Mr. Said’s businesses, including Ikon Petroleum, have been primary contractors for AISSOT operations and have shared addresses and senior management, according to the former employees and the corporate documents and property records. AISSOT’s Iraqi oil shipments, in turn, were used to surreptitiously sell Iranian crude and fuels, the former employees said.

Iran’s mission to the United Nations, Iraq’s embassy in Washington, the Arab Maritime Petroleum Transport Company, and Mr. Luaibi, contacted through AISSOT and companies they own, didn’t respond to requests for comment.

AISSOT—and the other companies linked to Mr. Said through common email and corporate addresses—blended Iraqi and Iranian oil using ship-to-ship transfers in the waters that lie between the two countries, according to the people and documents. The tankers would stop transmitting their locations while en route through the Persian Gulf and then use falsified documents to declare the cargo as Iraqi, according to the former employees, private shipping reports citing satellite data and official shipping registry documents.

Mr. Alwan, the former head of AISSOT’s Iraq operations, said most of the blended oil on the ship was from Iran, and its origin was hidden with fake documentation.

“Smugglers get Iraqi or Omani documents for Iranian smuggled oil products,” Mr. Alwan said.

One of the vessels believed to be involved was a tanker called the Babel, which shipping data shows was operated between 2017 and August 2020 by Rhine Shipping DMCC, a company owned by Mr. Said. AISSOT chartered the Babel for its operations during that time, according to the people familiar with the matter, former employees and shipping data.

In March 2020, according to the corporate records and shipping data, the Iran-owned Polaris 1 tanker loaded the Babel with 231,000 barrels of fuel oil, worth around $9 million, in a ship-to-ship transfer. Also in March, separate shipping data show the Babel during the same period delivered fuel oil in Iraqi waters to the Da Li Hu tanker—owned by a then-sanctioned subsidiary of China’s state-owned shipping giant.

AISSOT’s operations started to come under scrutiny after the Iraqi government’s anticorruption council launched an investigation in mid-2019, according to Iraqi government records reviewed by the Journal.

Then the Palau International Shipping Registry, where the Babel was registered in 2020, revoked the vessel’s certificate in late October of that year for allegedly turning off its transponder and uploading petroleum products at the Iranian port of Bandar Abbas earlier that month, according to the registry.

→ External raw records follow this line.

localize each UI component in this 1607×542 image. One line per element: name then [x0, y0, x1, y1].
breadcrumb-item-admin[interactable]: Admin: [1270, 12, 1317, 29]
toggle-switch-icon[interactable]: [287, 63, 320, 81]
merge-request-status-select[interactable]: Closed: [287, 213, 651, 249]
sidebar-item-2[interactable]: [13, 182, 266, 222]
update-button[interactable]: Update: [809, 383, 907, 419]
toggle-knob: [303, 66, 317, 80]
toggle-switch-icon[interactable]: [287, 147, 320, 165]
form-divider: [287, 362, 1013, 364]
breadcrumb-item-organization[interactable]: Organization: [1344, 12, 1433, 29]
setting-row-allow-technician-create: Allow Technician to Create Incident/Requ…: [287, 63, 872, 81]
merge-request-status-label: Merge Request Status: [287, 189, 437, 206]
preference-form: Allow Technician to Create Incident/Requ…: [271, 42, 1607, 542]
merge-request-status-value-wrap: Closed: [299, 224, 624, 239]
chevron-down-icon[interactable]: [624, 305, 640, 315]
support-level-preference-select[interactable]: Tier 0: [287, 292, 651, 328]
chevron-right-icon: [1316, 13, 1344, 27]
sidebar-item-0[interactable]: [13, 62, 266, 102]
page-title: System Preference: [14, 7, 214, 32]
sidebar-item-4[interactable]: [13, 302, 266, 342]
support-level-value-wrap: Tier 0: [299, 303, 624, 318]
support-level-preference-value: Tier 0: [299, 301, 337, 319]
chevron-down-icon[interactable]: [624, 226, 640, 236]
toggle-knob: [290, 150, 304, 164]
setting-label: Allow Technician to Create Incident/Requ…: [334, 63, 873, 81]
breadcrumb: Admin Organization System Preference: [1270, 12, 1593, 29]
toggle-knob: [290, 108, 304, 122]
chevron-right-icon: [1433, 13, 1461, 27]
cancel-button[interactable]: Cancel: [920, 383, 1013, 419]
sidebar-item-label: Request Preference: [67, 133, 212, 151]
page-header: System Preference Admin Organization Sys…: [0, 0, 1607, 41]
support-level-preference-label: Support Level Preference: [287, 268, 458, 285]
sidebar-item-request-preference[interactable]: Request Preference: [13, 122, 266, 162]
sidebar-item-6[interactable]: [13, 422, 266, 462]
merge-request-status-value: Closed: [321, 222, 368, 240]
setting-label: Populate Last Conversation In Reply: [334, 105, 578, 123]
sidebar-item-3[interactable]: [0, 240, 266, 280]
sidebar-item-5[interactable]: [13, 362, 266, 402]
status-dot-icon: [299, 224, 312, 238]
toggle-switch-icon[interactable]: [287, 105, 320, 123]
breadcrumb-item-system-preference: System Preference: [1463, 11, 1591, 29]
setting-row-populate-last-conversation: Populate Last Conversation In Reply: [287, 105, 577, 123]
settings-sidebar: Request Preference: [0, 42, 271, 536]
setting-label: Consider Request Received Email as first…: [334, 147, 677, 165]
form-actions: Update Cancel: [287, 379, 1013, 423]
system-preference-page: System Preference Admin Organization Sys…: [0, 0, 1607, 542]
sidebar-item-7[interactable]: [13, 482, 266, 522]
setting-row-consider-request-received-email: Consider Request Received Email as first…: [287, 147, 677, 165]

Babel’s actions violate the “sanctions regimes imposed by the European Union and the United States of America’s Office of Foreign Asset Control,” Panos Kirnidis, the registry’s chief executive, wrote to the ship’s owners.

In February 2020, the Iraqi government terminated the joint venture agreement with AISSOT, but shipping records show the state-owned oil marketing company continued to work with AISSOT through at least 2021.